A long-term study of the infrastructure used to poison search engine results has found that fraudsters quickly adapt to countermeasures aimed at preventing the manipulation of search results and that fraudulent links dominate the results for certain search subjects, such as pharmaceuticals.
The four-year academic study, conducted by a team of three researchers from Carnegie Mellon University and Southern Methodist University, tracked the top Google results for 218 searches related to pharmaceuticals and another 600 searches related to other fraud-prone subjects, such as antivirus, pirated software and online gambling.
Search-redirection attacks climbed to account for nearly 60 percent of results for such queries in late 2012, the study found. And while the median time to clean the infected systems behind the attacks eventually shortened—to around 15 days—fraudsters compensated by compromising more systems, Nicolas Christin, assistant research professor in electrical and computer engineering at Carnegie Mellon University, told eWEEK.
“There was a bit of a cat-and-mouse game between the search engines and the miscreants, if you will,” he said. “Google creates defensive countermeasures and the people behind the black-hat search results adapt.”
While massive spam campaigns continue to be a problem, a great deal of fraud is linked to black-hat search-engine optimization (SEO), also known as search-engine poisoning. A common technique is to compromise legitimate Websites to create pages that link to other black-hat SEO sites, creating an interconnected Web of search topics that reinforce each other, raising the rank of fraudsters’ pages in search results.
Black market operations selling knock-off, or even fake, drugs, for example, can pay to have such techniques boost their sites’ rankings in search results.
The academic study, which tracked the results to the 618 search terms over 41 months, found that 39 percent of search results actively redirected users to a fraudulent site.
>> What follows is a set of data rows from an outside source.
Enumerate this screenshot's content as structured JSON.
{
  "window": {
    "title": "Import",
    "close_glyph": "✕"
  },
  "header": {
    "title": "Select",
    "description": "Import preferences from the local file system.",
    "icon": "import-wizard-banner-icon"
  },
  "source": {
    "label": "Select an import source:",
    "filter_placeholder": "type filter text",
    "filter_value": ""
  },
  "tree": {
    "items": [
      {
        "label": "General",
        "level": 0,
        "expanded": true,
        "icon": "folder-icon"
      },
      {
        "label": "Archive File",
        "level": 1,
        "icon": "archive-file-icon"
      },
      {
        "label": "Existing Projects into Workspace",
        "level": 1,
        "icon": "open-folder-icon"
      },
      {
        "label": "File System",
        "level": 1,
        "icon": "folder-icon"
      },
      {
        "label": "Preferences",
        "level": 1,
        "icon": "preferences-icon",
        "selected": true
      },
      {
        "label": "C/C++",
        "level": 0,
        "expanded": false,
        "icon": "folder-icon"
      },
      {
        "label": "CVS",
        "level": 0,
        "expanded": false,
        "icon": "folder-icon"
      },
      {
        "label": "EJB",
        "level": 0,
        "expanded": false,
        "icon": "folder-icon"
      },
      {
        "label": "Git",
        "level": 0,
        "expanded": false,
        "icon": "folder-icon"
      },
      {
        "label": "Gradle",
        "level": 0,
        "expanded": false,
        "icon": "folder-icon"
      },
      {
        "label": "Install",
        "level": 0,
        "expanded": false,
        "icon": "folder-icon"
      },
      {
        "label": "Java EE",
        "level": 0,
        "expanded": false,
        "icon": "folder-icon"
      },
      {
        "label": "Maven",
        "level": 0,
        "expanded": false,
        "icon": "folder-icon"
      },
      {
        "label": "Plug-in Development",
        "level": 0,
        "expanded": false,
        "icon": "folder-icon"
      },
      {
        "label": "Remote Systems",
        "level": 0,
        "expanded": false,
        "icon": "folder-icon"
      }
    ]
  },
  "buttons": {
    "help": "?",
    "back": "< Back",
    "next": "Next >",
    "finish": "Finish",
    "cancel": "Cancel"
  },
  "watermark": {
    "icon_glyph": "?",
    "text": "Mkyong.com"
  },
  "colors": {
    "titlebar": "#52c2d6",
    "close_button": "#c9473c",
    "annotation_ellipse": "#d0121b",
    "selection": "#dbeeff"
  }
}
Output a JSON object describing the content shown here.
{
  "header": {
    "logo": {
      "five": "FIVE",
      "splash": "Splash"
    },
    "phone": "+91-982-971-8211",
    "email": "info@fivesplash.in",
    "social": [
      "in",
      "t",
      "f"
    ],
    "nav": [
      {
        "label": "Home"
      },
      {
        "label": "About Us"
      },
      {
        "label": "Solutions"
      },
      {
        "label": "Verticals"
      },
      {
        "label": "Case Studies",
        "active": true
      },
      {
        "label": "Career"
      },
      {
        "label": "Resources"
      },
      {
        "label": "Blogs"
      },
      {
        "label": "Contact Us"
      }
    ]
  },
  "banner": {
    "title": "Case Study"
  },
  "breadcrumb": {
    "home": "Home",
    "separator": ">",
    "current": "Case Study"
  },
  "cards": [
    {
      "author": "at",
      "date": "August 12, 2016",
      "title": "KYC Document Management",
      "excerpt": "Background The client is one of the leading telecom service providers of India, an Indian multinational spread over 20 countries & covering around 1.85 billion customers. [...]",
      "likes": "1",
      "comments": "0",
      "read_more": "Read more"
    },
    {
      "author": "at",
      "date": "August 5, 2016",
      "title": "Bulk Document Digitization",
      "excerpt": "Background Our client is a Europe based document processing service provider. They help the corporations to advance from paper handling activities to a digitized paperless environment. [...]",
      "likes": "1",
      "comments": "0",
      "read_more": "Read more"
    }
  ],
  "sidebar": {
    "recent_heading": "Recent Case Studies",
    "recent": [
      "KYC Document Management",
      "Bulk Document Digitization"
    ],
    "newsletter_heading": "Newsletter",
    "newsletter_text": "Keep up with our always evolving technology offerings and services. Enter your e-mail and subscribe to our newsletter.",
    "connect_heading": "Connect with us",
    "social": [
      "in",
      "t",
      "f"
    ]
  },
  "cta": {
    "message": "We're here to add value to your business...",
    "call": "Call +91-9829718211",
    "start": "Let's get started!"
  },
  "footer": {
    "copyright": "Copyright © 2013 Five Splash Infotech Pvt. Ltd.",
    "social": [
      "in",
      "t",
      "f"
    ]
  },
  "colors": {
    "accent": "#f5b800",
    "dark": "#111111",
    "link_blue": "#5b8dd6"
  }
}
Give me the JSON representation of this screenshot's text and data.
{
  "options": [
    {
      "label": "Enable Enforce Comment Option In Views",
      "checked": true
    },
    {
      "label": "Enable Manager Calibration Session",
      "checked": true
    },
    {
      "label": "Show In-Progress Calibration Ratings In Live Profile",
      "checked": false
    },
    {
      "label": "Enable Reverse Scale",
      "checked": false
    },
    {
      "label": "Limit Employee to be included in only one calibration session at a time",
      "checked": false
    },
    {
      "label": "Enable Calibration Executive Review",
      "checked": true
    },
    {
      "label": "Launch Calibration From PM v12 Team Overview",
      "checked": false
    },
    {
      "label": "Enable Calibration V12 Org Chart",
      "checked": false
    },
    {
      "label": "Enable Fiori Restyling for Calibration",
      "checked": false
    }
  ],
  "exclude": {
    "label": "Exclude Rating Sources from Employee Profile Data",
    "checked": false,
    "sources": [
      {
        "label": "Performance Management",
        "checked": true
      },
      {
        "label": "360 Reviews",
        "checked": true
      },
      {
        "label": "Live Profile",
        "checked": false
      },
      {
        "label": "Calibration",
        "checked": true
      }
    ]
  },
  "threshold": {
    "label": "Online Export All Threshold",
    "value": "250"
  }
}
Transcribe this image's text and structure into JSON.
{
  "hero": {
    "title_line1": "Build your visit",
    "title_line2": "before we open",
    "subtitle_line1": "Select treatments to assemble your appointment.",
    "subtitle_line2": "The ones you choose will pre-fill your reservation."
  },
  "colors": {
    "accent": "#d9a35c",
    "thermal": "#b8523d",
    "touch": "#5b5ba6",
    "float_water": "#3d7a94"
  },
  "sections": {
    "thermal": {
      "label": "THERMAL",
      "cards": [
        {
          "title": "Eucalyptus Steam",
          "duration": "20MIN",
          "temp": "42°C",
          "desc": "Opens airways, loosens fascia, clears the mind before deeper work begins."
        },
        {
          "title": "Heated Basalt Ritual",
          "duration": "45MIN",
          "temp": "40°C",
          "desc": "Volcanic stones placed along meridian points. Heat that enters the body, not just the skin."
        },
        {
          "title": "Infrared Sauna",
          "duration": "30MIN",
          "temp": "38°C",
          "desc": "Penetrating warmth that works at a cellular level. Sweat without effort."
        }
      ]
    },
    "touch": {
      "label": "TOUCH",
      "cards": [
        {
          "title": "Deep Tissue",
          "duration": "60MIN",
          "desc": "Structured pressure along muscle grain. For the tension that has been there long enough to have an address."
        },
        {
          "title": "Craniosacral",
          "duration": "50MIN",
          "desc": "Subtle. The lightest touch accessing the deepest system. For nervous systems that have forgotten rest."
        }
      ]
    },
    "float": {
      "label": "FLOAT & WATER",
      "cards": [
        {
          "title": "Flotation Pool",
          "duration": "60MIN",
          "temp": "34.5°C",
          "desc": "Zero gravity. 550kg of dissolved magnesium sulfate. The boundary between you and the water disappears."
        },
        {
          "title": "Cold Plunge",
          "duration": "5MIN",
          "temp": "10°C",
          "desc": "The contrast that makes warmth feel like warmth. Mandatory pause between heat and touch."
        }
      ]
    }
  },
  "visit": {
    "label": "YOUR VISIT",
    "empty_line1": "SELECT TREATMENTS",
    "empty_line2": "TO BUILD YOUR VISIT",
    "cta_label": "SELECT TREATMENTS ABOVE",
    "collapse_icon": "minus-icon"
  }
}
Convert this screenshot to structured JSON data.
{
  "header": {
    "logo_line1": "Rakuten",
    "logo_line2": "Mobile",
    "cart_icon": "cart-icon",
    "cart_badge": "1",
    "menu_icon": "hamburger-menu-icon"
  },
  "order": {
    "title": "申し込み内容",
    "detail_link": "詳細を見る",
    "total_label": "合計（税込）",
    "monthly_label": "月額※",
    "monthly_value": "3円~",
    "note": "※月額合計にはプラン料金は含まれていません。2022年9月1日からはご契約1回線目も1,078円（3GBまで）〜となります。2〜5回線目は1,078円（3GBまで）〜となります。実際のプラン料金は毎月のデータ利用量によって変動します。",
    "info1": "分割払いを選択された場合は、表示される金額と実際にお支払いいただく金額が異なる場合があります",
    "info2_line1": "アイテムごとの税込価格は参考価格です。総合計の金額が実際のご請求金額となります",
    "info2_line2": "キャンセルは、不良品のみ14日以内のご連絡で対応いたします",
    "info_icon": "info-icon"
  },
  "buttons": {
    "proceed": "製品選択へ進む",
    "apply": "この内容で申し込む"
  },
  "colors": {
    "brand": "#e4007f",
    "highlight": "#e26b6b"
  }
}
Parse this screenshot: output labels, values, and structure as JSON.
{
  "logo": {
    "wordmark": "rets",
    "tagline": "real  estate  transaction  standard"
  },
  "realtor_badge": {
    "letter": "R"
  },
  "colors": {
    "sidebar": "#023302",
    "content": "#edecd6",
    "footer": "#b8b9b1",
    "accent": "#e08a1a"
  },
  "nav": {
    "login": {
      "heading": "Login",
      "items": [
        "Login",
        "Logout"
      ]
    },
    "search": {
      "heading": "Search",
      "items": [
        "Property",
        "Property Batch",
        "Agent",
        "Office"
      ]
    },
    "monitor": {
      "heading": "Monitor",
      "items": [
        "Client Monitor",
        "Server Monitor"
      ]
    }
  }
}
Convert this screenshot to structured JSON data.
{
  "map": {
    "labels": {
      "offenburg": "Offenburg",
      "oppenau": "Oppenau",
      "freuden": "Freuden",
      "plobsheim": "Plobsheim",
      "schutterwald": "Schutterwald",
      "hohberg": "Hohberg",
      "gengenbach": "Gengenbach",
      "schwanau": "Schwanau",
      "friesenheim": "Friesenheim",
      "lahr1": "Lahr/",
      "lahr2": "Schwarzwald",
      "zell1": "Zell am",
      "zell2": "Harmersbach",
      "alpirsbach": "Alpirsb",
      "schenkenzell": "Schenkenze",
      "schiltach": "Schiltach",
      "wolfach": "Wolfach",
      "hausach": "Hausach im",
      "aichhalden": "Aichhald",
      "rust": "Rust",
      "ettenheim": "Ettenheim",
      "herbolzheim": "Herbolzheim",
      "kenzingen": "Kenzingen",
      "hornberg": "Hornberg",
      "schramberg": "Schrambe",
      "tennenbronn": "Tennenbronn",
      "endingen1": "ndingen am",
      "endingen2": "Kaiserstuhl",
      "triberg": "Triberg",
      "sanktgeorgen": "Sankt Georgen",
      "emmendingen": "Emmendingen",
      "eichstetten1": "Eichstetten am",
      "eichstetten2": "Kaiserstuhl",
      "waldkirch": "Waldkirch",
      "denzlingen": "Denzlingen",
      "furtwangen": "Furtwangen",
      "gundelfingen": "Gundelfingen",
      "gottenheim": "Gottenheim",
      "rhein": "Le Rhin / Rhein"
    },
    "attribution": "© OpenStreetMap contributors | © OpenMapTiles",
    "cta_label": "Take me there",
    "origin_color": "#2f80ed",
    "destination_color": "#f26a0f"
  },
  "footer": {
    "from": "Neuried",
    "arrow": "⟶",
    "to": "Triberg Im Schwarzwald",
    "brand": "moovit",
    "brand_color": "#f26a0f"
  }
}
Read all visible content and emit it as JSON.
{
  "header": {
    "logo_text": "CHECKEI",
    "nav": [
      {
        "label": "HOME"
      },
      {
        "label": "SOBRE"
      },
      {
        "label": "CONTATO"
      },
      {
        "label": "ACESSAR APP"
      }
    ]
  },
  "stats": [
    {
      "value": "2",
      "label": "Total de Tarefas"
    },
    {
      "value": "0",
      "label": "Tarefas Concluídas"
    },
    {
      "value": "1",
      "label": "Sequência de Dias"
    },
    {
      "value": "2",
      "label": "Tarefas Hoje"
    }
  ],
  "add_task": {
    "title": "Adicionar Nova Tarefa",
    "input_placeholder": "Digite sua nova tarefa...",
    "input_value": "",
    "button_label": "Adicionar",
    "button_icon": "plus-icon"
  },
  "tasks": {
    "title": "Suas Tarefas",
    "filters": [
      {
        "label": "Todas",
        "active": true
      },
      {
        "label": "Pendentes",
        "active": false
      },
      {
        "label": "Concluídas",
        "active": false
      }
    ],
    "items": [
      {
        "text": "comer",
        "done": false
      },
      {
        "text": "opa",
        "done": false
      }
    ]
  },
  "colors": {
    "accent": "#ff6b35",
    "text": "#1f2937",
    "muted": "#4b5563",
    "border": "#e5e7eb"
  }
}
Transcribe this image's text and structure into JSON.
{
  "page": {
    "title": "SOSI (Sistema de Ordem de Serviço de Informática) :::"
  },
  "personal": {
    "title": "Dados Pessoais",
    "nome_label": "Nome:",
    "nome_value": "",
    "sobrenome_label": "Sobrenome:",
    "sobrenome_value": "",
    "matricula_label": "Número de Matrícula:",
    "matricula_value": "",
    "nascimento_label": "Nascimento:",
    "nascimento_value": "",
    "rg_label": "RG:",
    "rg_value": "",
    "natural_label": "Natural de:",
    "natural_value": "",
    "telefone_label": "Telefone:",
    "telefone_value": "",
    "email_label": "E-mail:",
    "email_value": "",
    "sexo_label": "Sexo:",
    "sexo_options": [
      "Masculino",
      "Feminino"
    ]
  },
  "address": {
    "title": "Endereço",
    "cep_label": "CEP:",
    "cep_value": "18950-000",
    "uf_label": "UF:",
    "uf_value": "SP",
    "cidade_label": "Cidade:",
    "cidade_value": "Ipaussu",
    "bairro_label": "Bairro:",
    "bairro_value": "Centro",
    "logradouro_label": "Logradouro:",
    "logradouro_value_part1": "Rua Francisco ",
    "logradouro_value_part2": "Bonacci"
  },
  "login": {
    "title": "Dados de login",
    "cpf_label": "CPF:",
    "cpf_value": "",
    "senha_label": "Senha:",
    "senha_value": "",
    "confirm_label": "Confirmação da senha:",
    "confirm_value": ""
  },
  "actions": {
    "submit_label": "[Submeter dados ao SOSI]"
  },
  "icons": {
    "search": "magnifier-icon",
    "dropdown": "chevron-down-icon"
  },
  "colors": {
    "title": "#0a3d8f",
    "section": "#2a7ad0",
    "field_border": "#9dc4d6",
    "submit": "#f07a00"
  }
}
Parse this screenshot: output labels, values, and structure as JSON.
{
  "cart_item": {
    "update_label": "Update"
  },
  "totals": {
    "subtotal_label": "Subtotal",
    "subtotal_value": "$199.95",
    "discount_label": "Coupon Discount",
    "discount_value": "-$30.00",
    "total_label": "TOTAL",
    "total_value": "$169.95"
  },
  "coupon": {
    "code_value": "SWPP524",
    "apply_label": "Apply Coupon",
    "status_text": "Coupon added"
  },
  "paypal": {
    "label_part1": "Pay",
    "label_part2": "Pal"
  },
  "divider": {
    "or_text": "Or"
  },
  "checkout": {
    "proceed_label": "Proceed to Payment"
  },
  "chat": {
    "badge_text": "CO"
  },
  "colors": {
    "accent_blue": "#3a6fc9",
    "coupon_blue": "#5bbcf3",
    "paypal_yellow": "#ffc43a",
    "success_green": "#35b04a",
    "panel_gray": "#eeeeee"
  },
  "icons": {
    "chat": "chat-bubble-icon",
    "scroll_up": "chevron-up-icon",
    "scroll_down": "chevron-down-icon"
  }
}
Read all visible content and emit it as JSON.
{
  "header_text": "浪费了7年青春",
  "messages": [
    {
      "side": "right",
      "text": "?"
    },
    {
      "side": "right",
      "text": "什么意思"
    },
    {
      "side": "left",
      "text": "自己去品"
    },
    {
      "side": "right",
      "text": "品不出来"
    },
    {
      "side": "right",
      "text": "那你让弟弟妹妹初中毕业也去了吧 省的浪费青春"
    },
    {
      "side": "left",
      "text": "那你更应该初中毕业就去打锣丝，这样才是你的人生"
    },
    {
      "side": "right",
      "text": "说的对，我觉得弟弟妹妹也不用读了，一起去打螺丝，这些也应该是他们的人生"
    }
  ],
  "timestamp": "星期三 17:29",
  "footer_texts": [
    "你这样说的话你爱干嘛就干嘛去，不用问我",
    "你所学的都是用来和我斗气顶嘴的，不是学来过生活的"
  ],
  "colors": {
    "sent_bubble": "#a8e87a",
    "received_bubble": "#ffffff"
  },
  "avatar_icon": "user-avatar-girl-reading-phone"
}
Another 19 percent were not classified in the study, but evidence suggests that as much as one-third of those were illicit results. Only 8 percent of results led to legitimate health resources and a mere 0.2 percent led to licensed pharmacies.
While links that were actively redirected using black-hat SEO only accounted for 20 percent of search results in early 2011, that proportion climbed to nearly 60 percent by late 2012, before falling back to about 40 percent at the end of the study.
During the study, Google twice took countermeasures, both times with little impact on the fraud, according to the researchers. Starting in mid–2012, the release of browsers that defaulted to encrypted search requests using secure HTTP likely had more impact, leading to the decline in search redirection.
“The move to encrypted search meant that certain parameters were not available to the attackers,” Christin said. He stressed, however, that fraudsters may have improved their techniques, leading to the results being grouped with the 19 percent that were unclassified.
The study does suggest that the industry and government should focus their efforts to clean up the problems, not by individual actions, but by focusing on specific hosting providers and networks that are home to traffic brokers. Traffic brokers redirect the initial links found in poisoned search results to the destination site, such as an illegal online pharmacy.
“When people try to go after online pharmacies, they go after the sites themselves,” Christin said. “But that seems to be an approach that is not very fruitful, you take one down and it is very easy to create another one.”
By combining the removal of black-hat search results from the search database and a coordinated action against the traffic brokers, defenders could have a more long-lasting impact, the researchers concluded.